Why have projects not been revived? Since the post-AQR process took place after I demitted office, I can only comment on this from press reports. Blame probably lies on all sides here.
That said, the judicial process is simply not equipped to handle every NPA through a bankruptcy process.
Bankruptcy Court should be a final threat, and much loan renegotiation should be done under the shadow of the Bankruptcy Court, not in it. This requires fixing the factors mentioned in (a) that make bankers risk averse and in (b) that make promoters uncooperative.
We need concentrated attention by a high level empowered and responsible group set up by government on cleaning up the banks. Otherwise the same non-solutions (bad bank, management teams to take over stressed assets, bank mergers, new infrastructure lending institution) keep coming up and nothing really moves. Public sector banks are losing market share as non-bank finance companies, the private sector banks, and some of the newly licensed banks are expanding.

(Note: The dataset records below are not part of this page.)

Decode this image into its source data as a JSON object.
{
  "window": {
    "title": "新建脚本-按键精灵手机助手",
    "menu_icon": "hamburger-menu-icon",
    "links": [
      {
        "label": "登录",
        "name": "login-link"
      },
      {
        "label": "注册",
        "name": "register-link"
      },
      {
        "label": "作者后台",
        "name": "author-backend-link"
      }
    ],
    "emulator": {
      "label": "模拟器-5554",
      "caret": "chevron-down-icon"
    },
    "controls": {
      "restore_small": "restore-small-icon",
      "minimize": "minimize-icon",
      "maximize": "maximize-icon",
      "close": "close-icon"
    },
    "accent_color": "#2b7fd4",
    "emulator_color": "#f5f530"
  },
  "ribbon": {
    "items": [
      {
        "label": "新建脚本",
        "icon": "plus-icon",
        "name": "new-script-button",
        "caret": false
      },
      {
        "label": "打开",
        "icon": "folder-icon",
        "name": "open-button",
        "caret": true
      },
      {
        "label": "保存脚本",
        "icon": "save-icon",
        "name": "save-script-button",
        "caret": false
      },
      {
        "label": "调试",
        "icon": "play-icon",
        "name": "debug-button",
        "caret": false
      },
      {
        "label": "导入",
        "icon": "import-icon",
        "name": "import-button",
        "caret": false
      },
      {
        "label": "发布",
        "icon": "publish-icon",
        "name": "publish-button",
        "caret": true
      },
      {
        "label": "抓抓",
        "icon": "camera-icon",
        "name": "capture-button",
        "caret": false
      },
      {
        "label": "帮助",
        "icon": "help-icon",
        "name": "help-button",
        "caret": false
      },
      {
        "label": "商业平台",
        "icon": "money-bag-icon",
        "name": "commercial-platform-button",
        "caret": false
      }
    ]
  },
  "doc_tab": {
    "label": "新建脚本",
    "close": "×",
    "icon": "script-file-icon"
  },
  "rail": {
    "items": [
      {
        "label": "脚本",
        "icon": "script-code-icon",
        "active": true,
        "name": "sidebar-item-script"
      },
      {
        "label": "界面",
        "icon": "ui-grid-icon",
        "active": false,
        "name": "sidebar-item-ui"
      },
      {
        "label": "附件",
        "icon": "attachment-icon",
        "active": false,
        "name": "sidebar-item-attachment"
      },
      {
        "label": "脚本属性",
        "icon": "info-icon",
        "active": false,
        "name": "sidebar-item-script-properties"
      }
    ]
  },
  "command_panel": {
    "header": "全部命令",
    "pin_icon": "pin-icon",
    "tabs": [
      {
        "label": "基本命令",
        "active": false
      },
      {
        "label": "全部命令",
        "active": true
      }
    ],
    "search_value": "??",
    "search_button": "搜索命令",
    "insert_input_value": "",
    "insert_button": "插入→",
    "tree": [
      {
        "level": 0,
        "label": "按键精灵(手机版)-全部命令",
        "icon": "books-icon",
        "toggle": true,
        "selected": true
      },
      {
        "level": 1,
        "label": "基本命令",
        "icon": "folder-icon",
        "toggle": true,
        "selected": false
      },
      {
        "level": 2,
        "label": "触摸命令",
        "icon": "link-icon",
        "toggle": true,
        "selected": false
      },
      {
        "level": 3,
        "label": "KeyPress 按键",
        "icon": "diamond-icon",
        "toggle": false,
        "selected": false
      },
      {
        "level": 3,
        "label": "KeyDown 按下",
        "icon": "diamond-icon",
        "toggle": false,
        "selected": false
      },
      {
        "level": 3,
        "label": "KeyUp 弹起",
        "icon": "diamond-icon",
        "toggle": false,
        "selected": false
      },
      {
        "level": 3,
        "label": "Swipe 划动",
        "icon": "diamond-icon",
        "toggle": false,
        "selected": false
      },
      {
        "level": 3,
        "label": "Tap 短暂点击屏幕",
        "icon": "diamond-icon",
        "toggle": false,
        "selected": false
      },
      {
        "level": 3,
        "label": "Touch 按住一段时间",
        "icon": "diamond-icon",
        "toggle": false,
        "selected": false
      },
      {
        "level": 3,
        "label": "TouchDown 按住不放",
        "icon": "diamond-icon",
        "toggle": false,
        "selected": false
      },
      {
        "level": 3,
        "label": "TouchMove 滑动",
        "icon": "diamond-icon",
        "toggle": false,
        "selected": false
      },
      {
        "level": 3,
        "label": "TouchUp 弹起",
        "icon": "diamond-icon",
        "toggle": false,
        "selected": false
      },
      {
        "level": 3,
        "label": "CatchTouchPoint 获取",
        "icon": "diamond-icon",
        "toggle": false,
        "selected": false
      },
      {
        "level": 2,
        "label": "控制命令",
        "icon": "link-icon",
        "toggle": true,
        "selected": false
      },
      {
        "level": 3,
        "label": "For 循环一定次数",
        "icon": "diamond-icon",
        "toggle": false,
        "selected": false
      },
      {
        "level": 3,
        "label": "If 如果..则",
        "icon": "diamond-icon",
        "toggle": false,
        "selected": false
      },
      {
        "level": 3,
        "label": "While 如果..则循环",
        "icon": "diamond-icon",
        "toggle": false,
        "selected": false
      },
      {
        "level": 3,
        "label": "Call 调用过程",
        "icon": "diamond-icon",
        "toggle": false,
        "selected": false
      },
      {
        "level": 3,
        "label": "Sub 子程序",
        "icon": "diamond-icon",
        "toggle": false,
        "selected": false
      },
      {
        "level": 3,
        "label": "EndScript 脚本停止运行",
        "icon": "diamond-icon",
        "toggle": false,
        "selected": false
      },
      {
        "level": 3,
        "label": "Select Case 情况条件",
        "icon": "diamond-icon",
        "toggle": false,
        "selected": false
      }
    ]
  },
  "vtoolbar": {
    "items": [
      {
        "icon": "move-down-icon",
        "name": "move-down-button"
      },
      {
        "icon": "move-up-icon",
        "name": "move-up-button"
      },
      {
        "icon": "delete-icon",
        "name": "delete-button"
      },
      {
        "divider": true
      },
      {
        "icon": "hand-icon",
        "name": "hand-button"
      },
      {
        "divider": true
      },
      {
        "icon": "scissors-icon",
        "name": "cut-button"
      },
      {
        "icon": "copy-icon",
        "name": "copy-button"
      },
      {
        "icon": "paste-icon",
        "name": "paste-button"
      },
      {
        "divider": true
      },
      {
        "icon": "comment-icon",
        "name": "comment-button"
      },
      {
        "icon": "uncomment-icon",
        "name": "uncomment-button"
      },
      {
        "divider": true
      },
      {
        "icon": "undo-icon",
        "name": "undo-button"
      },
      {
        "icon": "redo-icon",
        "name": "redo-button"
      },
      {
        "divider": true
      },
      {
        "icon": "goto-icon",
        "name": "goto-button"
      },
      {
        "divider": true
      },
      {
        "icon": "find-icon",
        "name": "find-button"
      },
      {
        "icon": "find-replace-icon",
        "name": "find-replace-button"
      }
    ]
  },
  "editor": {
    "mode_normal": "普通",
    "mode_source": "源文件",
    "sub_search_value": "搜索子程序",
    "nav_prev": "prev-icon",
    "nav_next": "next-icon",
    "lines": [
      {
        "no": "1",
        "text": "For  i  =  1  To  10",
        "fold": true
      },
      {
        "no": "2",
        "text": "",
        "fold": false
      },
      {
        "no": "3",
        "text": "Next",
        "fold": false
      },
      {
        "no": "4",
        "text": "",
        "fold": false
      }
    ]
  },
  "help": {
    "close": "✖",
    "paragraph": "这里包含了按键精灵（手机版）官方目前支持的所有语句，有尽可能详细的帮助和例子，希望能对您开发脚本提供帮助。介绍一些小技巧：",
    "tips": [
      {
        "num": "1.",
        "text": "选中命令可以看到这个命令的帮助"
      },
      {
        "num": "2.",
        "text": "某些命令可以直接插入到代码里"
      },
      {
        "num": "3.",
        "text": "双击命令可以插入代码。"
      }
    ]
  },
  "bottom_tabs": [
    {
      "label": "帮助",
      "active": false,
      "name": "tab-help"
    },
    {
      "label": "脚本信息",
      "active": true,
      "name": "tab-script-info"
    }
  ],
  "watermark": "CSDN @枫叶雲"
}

It is hard to offer an objective self-assessment. However, the RBI should probably have raised more flags about the quality of lending in the early days of banking exuberance. With the benefit of hindsight, we should probably not have agreed to forbearance, though without the tools to clean up, it is not clear what the banks would have done. Forbearance was a bet that growth would revive, and projects would come back on track.
Also, we should have initiated the new tools earlier, and pushed for a more rapid enactment of the Bankruptcy Code. If so, we could have started the AQR process earlier. Finally, the RBI could have been more decisive in enforcing penalties on non-compliant banks. Fortunately, this culture of leniency has been changing in recent years. Hindsight, of course, is 20/20.
Both the out of court restructuring process and the bankruptcy process need to be strengthened and made speedy. The former requires protecting the ability of bankers to make commercial decisions without subjecting them to inquiry. The latter requires steady modifications where necessary to the bankruptcy code so that it is effective, transparent, and not gamed by unscrupulous promoters.
Credit targets are sometimes achieved by abandoning appropriate due diligence, creating the environment for future NPAs. Both MUDRA loans as well as the Kisan Credit Card, while popular, have to be examined more closely for potential credit risk. The Credit Guarantee Scheme for MSME (CGTMSE) run by SIDBI is a growing contingent liability and needs to be examined with urgency.
Loan waivers, as RBI has repeatedly argued, vitiate the credit culture, and stress the budgets of the waiving state or central government. They are poorly targeted, and eventually reduce the flow of credit. Agriculture needs serious attention, but not through loan waivers. An all-party agreement to this effect would be in the nation’s interest, especially given the impending elections.